Bazoum and members of his family are still being held hostage in Niger, the administration officials said.
ISIS on the attack
The coup has threatened to derail the U.S. effort to fight Islamist militants in Africa’s volatile Sahel region, where Niger has played a pivotal and reliable role as a partner and hub for counterterrorism efforts in the region. In recent years, Niger has also become a melting pot for various terror networks who have exploited coups and instability in neighboring countries and then crossed into Niger to prey on civilians and military along the borders.
Since the July 26 coup, U.S. officials warn there has already been an uptick in attacks by the Islamic State terrorist group along the borders with Burkina Faso and Mali, countries to Niger’s west that have both undergone coups in recent years, as well. The officials say the Nigerien military has been somewhat distracted since the coup and less focused on counterterrorism operations against ISIS, and that ISIS is exploiting that. While the U.S. military does not have concrete numbers, it estimates that dozens of members of the Nigerien military have been killed and wounded in ISIS attacks recently.
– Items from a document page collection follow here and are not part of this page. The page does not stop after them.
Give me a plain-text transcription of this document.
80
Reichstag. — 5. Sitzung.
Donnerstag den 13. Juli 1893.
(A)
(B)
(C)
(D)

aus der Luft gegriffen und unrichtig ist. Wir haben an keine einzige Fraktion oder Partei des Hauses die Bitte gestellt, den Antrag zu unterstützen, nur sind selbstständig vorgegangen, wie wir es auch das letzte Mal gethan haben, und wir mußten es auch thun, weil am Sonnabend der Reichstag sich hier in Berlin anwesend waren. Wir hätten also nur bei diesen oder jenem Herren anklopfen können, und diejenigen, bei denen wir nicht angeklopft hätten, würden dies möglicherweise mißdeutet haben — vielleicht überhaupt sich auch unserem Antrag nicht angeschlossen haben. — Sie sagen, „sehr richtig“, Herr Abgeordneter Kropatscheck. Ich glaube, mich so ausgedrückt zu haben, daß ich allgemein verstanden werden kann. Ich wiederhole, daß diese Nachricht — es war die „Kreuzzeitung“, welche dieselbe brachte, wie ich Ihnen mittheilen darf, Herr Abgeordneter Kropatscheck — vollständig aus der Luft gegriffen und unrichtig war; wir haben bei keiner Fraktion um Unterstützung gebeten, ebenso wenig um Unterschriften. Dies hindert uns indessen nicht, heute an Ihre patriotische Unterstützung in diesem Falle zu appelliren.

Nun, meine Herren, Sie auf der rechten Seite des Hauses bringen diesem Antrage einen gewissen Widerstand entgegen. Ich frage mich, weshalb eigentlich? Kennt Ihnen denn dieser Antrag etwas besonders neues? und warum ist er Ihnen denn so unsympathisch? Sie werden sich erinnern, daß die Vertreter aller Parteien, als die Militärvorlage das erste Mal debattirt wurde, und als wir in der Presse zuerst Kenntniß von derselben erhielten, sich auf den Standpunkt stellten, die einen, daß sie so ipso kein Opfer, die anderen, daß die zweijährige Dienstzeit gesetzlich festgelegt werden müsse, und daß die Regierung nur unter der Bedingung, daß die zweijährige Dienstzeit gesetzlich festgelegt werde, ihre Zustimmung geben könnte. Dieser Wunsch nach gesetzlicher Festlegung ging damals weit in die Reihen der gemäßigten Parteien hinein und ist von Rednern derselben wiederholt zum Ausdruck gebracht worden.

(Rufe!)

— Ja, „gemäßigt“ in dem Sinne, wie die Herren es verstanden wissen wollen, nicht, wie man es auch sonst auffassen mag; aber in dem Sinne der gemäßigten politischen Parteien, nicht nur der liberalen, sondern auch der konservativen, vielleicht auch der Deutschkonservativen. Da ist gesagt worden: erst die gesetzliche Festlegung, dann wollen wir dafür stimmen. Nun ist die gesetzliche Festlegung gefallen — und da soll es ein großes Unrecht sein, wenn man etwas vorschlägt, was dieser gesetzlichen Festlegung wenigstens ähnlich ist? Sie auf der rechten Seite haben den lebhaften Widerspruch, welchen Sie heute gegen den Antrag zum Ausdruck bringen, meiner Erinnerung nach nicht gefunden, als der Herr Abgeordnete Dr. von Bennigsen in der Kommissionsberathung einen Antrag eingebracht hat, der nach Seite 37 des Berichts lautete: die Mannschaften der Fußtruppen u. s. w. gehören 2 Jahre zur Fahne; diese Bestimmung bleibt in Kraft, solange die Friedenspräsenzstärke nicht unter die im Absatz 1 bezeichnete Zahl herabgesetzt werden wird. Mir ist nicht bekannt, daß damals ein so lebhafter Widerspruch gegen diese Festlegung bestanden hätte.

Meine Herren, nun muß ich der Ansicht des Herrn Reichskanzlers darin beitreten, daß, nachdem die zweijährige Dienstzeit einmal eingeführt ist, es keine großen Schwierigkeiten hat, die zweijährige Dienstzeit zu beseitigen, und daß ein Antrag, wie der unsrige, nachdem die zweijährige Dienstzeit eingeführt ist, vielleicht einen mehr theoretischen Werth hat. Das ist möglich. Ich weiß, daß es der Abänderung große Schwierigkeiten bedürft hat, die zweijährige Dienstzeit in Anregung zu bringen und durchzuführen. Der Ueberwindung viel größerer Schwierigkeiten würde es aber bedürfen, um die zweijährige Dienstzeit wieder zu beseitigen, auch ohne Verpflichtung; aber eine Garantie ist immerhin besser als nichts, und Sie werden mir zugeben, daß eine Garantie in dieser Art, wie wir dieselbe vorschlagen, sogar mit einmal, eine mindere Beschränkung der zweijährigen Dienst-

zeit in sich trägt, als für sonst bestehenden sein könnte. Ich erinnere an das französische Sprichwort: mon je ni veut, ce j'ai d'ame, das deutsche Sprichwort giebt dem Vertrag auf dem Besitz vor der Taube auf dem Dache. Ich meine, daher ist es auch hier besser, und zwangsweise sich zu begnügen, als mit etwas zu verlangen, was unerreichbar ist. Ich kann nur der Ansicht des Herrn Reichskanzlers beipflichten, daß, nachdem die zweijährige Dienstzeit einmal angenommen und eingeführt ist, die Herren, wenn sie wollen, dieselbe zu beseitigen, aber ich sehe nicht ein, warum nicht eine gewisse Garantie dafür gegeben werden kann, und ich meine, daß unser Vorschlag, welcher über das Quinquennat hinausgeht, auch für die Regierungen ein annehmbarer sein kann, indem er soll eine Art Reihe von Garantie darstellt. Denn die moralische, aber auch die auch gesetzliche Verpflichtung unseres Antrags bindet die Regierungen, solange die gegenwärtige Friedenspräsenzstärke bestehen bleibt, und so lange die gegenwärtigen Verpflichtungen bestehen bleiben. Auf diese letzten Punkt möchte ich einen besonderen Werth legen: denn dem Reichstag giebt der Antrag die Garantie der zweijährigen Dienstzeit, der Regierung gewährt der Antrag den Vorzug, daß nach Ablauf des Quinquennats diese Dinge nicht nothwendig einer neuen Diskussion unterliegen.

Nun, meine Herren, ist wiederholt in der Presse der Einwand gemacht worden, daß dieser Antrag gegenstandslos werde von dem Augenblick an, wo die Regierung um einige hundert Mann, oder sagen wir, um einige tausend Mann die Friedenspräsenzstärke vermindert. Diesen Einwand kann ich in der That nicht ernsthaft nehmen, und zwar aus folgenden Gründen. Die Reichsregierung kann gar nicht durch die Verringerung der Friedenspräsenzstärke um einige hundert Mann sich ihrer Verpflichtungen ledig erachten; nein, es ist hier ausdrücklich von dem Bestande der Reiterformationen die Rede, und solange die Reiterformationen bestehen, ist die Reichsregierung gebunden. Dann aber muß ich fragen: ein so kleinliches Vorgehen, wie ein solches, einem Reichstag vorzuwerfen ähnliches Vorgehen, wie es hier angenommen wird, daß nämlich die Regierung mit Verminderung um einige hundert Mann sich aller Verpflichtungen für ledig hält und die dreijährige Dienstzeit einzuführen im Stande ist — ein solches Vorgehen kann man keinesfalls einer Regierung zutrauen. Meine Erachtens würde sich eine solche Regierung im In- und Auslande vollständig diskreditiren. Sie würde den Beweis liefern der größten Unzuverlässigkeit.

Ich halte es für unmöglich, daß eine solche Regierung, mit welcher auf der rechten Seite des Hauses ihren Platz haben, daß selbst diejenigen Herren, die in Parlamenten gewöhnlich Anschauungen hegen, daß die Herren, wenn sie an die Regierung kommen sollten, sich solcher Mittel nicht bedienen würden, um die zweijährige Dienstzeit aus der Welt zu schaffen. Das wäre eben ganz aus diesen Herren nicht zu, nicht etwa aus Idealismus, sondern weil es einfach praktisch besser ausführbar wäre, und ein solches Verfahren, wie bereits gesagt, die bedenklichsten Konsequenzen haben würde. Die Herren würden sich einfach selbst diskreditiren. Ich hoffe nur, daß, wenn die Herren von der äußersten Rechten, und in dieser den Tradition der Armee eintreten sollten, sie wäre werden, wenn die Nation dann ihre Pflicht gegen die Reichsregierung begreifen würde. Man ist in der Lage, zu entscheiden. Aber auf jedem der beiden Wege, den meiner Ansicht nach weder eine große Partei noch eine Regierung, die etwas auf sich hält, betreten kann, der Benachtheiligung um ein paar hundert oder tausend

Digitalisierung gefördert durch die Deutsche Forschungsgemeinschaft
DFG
Since the president’s overthrow, a group known as the Economic Community of West African States (ECOWAS) has threatened to send troops to Niger to restore him to power. Even though U.S. officials say the ECOWAS nations have neither the troops available nor the will to fight in Niger, the threats have forced the Nigerien military to turn its attention to planning for an outside intervention rather than counterterror operations.
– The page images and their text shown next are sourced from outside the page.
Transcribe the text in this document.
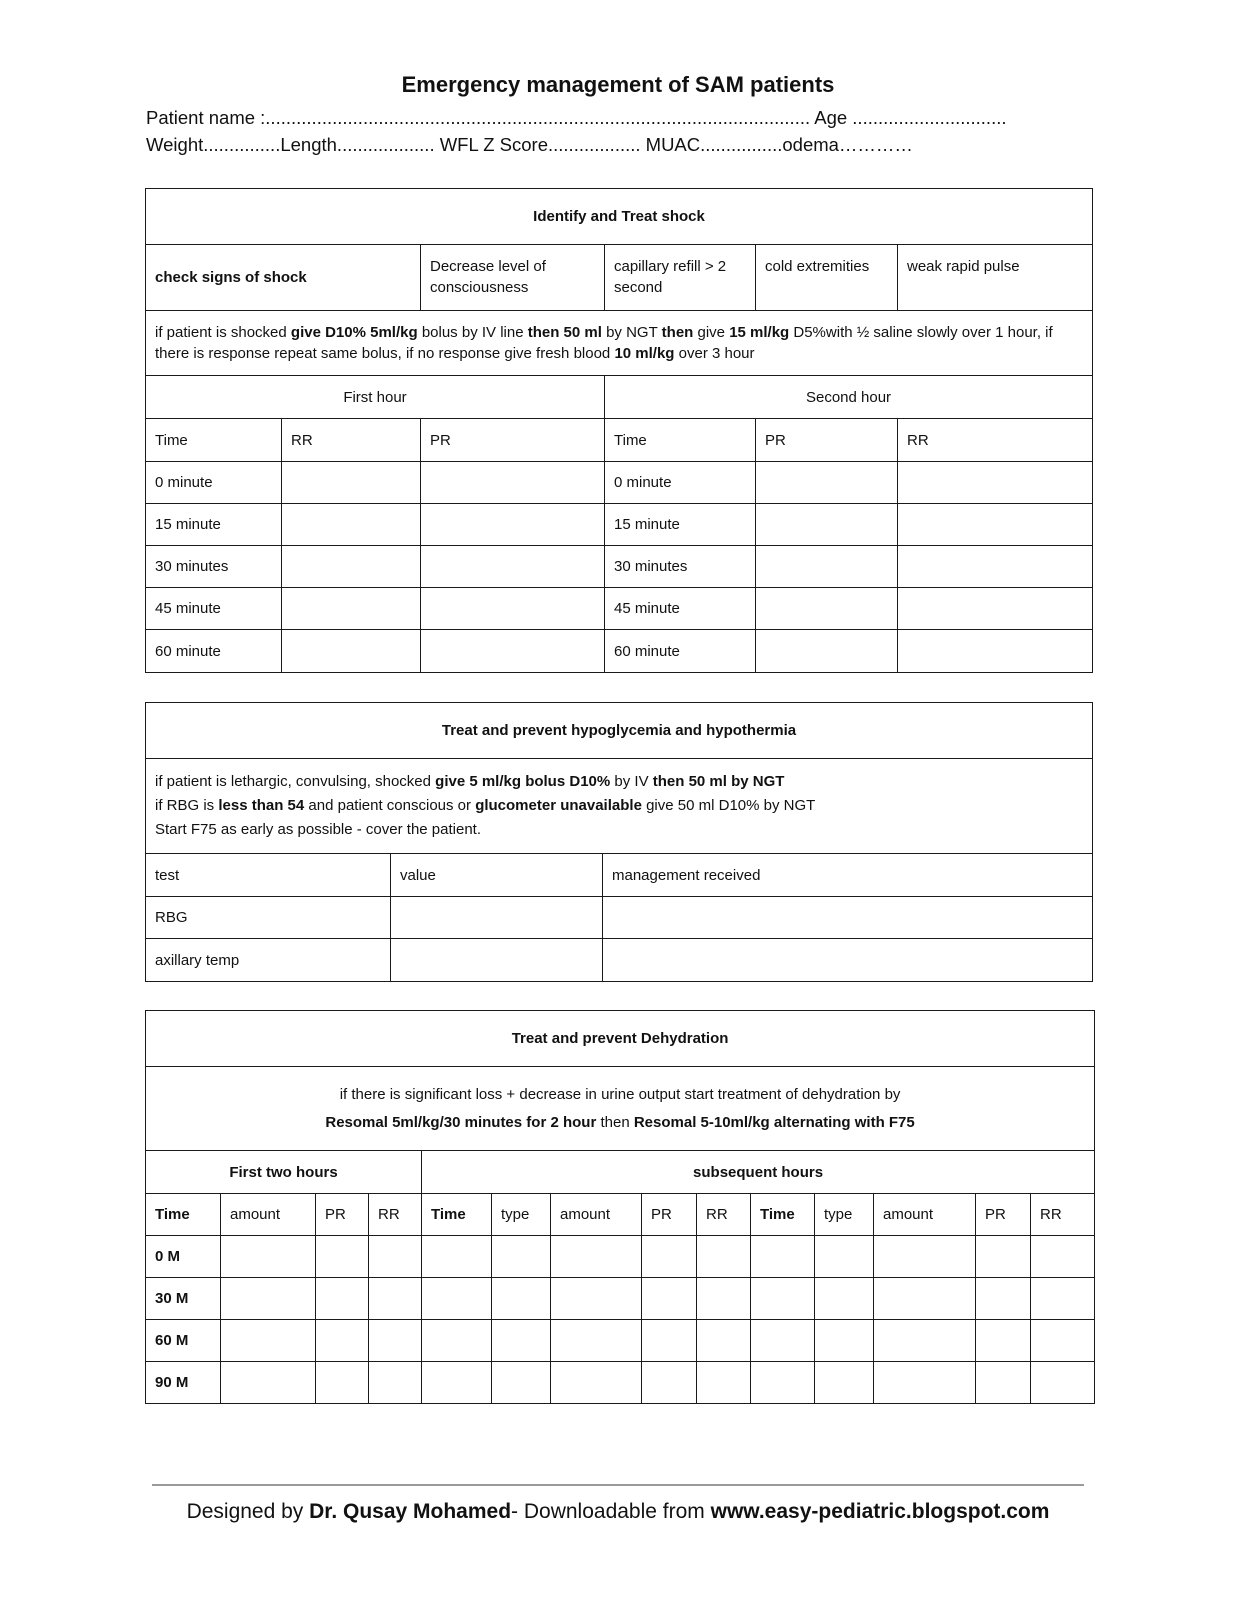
Emergency management of SAM patients
Patient name :.......................................................................................................... Age ..............................
Weight...............Length................... WFL Z Score.................. MUAC................odema…………
Identify and Treat shock					
check signs of shock		Decrease level of consciousness	capillary refill > 2 second	cold extremities	weak rapid pulse
if patient is shocked give D10% 5ml/kg bolus by IV line then 50 ml by NGT then give 15 ml/kg D5%with ½ saline slowly over 1 hour, if there is response repeat same bolus, if no response give fresh blood 10 ml/kg over 3 hour					
First hour			Second hour		
Time	RR	PR	Time	PR	RR
0 minute			0 minute		
15 minute			15 minute		
30 minutes			30 minutes		
45 minute			45 minute		
60 minute			60 minute		
Treat and prevent hypoglycemia and hypothermia		

if patient is lethargic, convulsing, shocked give 5 ml/kg bolus D10% by IV then 50 ml by NGT
if RBG is less than 54 and patient conscious or glucometer unavailable give 50 ml D10% by NGT
Start F75 as early as possible - cover the patient.		

test	value	management received
RBG		
axillary temp		
Treat and prevent Dehydration													

if there is significant loss + decrease in urine output start treatment of dehydration by
Resomal 5ml/kg/30 minutes for 2 hour then Resomal 5-10ml/kg alternating with F75													

First two hours				subsequent hours									
Time	amount	PR	RR	Time	type	amount	PR	RR	Time	type	amount	PR	RR
0 M													
30 M													
60 M													
90 M													
Designed by Dr. Qusay Mohamed- Downloadable from www.easy-pediatric.blogspot.com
“ISIS is taking advantage of the situation,” a U.S. defense official said.
While ISIS has not been taking land in these attacks, it is trying to expand its reach into Niger and gain influence or power over local populations. The U.S. military believes there are currently fewer than 1,000 ISIS fighters inside Niger, but officials warn the numbers are very uncertain because of the vast parts of the country where the U.S. has no troops or intelligence gathering.
The U.S. military is flying drones in Niger, primarily focused on areas where the US has troops or civilians, the officials said. Despite the coup, the U.S. still coordinates U.S. military movements with the Nigerien military for safety and security of U.S. troops.
The Biden administration is still working through specifics about how the U.S. mission and footprint will change with a coup designation. The U.S. officials did not rule out possible U.S. unilateral counterterror missions into Niger in the future to target ISIS and other terror networks. After a coup determination, some U.S. troops and assets, like armed drones, could be moved elsewhere in the region to continue counterterror operations, the officials said, but declined to say where.